Une divergence aussi radicale par rapport à l'énergie d'origine russe signifie que les responsables politiques occidentaux doivent se préparer à d'éventuelles pénuries de gaz naturel et de pétrole brut. Avant que les approvisionnements russes ne puissent être coupés de manière réaliste, de nouvelles sources doivent être sécurisées et de nouvelles infrastructures construites. Tout cela prend du temps et nécessite d'énormes investissements en capital. Sans les approvisionnements russes, l'Europe devrait s'attendre à un parcours semé d'embûches en matière de sécurité énergétique. Les dirigeants européens en ont été réduits à promener leurs bols de mendicité huileux d'un despote à l'autre. Nos estimés dirigeants se retrouvent à agiter des chéquiers dans des bivouacs éclairés par la lumière du jour, tout en essayant d'élaborer la future sécurité énergétique du monde occidental.

La perspective d'une crise énergétique prolongée résultant de l'invasion de l'Ukraine par Poutine ne peut être exclue. Le gouvernement polonais, qui s'est senti particulièrement vulnérable aux menaces de la Russie, a fait pression sur les Vingt-sept pour qu'ils cessent toute importation d'énergie russe. Entre-temps, dans un geste qui ressemble beaucoup à la séquence d'ouverture de l'émission de la BBC "Have I got News for You", Moscou menace de couper l'approvisionnement en gaz de l'Europe.

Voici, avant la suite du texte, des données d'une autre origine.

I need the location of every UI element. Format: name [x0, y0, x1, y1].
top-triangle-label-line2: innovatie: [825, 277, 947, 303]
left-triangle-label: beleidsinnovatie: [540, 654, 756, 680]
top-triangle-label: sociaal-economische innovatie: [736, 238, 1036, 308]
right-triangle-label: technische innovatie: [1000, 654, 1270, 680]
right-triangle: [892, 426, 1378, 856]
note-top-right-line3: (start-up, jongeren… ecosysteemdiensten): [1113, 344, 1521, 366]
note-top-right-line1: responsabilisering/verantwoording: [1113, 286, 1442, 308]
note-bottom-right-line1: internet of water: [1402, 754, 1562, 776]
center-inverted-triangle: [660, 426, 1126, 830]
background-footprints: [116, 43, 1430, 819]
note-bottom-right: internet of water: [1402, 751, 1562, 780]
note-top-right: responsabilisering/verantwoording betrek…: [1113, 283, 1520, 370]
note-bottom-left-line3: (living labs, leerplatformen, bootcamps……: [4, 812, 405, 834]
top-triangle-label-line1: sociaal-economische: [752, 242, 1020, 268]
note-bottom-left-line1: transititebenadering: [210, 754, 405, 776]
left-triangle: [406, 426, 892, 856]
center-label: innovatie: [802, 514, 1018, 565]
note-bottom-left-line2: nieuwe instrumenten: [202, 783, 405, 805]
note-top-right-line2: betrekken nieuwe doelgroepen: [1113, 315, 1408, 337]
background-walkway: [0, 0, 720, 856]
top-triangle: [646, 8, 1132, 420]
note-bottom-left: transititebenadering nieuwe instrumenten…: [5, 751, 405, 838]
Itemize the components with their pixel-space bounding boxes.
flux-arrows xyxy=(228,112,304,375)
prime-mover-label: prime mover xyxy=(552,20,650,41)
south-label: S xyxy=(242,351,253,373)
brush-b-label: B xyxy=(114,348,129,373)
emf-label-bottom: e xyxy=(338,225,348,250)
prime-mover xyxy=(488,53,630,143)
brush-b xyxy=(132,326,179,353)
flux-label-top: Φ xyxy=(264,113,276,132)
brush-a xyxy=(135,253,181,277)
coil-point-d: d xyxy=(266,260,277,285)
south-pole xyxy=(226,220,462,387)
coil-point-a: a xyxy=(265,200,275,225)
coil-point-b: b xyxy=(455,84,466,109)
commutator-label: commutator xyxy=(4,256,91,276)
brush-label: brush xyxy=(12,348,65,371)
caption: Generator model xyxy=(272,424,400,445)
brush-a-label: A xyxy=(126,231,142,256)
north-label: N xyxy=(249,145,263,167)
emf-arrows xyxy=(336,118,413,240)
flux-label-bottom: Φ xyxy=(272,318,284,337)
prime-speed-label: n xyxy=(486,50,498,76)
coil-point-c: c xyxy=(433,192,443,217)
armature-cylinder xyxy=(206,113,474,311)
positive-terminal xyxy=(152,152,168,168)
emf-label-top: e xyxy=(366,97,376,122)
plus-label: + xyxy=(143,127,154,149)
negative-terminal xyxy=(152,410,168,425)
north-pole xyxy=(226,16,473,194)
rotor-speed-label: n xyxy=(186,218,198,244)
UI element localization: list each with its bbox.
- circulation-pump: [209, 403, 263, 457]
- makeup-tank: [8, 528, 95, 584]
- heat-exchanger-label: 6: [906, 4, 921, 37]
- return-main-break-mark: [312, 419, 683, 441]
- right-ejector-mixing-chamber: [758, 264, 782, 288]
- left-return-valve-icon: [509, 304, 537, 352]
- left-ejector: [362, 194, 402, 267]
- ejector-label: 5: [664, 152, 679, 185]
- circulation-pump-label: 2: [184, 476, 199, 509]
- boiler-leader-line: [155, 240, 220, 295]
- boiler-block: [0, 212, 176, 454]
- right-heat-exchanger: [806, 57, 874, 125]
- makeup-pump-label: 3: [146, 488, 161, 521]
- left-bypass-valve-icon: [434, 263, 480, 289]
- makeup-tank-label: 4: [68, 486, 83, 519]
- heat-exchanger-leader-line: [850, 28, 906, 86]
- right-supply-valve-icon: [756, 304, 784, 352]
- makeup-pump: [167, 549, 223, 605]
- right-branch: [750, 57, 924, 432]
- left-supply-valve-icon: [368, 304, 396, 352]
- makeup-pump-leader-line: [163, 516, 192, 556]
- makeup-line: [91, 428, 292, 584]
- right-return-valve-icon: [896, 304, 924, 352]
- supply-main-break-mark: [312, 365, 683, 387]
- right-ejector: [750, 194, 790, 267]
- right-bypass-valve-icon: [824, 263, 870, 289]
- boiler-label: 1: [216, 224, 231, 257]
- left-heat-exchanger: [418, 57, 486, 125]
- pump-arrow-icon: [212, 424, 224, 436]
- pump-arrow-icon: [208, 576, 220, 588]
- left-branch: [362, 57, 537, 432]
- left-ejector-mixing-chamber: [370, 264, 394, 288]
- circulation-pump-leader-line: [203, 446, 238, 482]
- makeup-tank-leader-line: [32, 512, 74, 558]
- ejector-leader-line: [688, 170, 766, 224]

L'Allemagne a suspendu à contrecœur son programme clé de gazoduc Nord Stream 2. S'il avait été réalisé comme prévu, ce dernier aurait doublé les livraisons de gaz russe. Toutefois, l'Allemagne ne peut pas, de manière réaliste, aller plus loin dans ses sanctions contre la Russie. Le pays est complètement paralysé en raison de sa dépendance à l'égard de l'énergie russe. Les autorités allemandes ont résisté aux appels à un embargo total, faute de quoi l'Allemagne se retrouverait à souffrir encore plus que la Russie. Les autorités allemandes ont prévenu que l'arrêt de l'approvisionnement en énergie russe n'était pas envisageable à court ou moyen terme, invoquant de graves conséquences pour les économies européennes.

La facture énergétique quotidienne de l'UE, payable à Moscou, s'élève à plus de 800 millions d'euros. C'est pourquoi le président ukrainien Volodymyr Zelensky a plaidé à plusieurs reprises auprès de l'UE pour qu'elle coupe ses liens économiques avec Moscou. Zelensky s'inquiète du fait que Poutine utilise les revenus toujours croissants des exportations d'énergie pour financer l'offensive militaire contre son pays et potentiellement contre d'autres.

Nous ne pouvons pas ignorer les avertissements de M. Zelensky concernant d'éventuelles incursions russes au-delà de la frontière ukrainienne. Je dis cela parce que nous avons déjà appris que nous ne pouvons pas simplement présumer que Vladimir Poutine ne se retiendra pas d'envahir les territoires voisins s'il estime qu'il le peut. Nous avons vu par nous-mêmes la dépravation de son régime. Elle ne connaît littéralement aucune limite. Dans sa propre rhétorique, Poutine a menacé de manière effrayante d'utiliser des armes de destruction massive. Il est difficile de considérer ces menaces comme vides de sens compte tenu de la tendance insensible du régime de Poutine à utiliser des tactiques militaires de type "terre brûlée", comme on l'a malheureusement constaté en Syrie.

J'ai le sentiment qu'il s'agit d'une crise énergétique sans précédent. Contrairement aux crises précédentes qui ont finalement été résolues par les forces du marché, celle-ci pourrait se révéler différente. C'est différent cette fois-ci parce qu'un énorme trou noir a émergé. Un trou noir qui peut aspirer et dévorer autant d'énergie et de matières premières que l'on veut bien lui envoyer. C'est la singularité dévorante qui a émergé sous la forme de la Chine moderne.

Le monde occidental peut rejeter autant d'énergie russe qu'il estime pouvoir se le permettre, mais le nœud du problème est clair pour tous. Les excédents que l'Europe pourrait créer en tapant sur les doigts de Poutine seront simplement détournés vers l'Est, vers une Chine joyeuse. Le grand empereur d'Orient lâchera un puissant rot de satisfaction tandis que l'Occident se précipitera, comme une petite souris, à la recherche de miettes.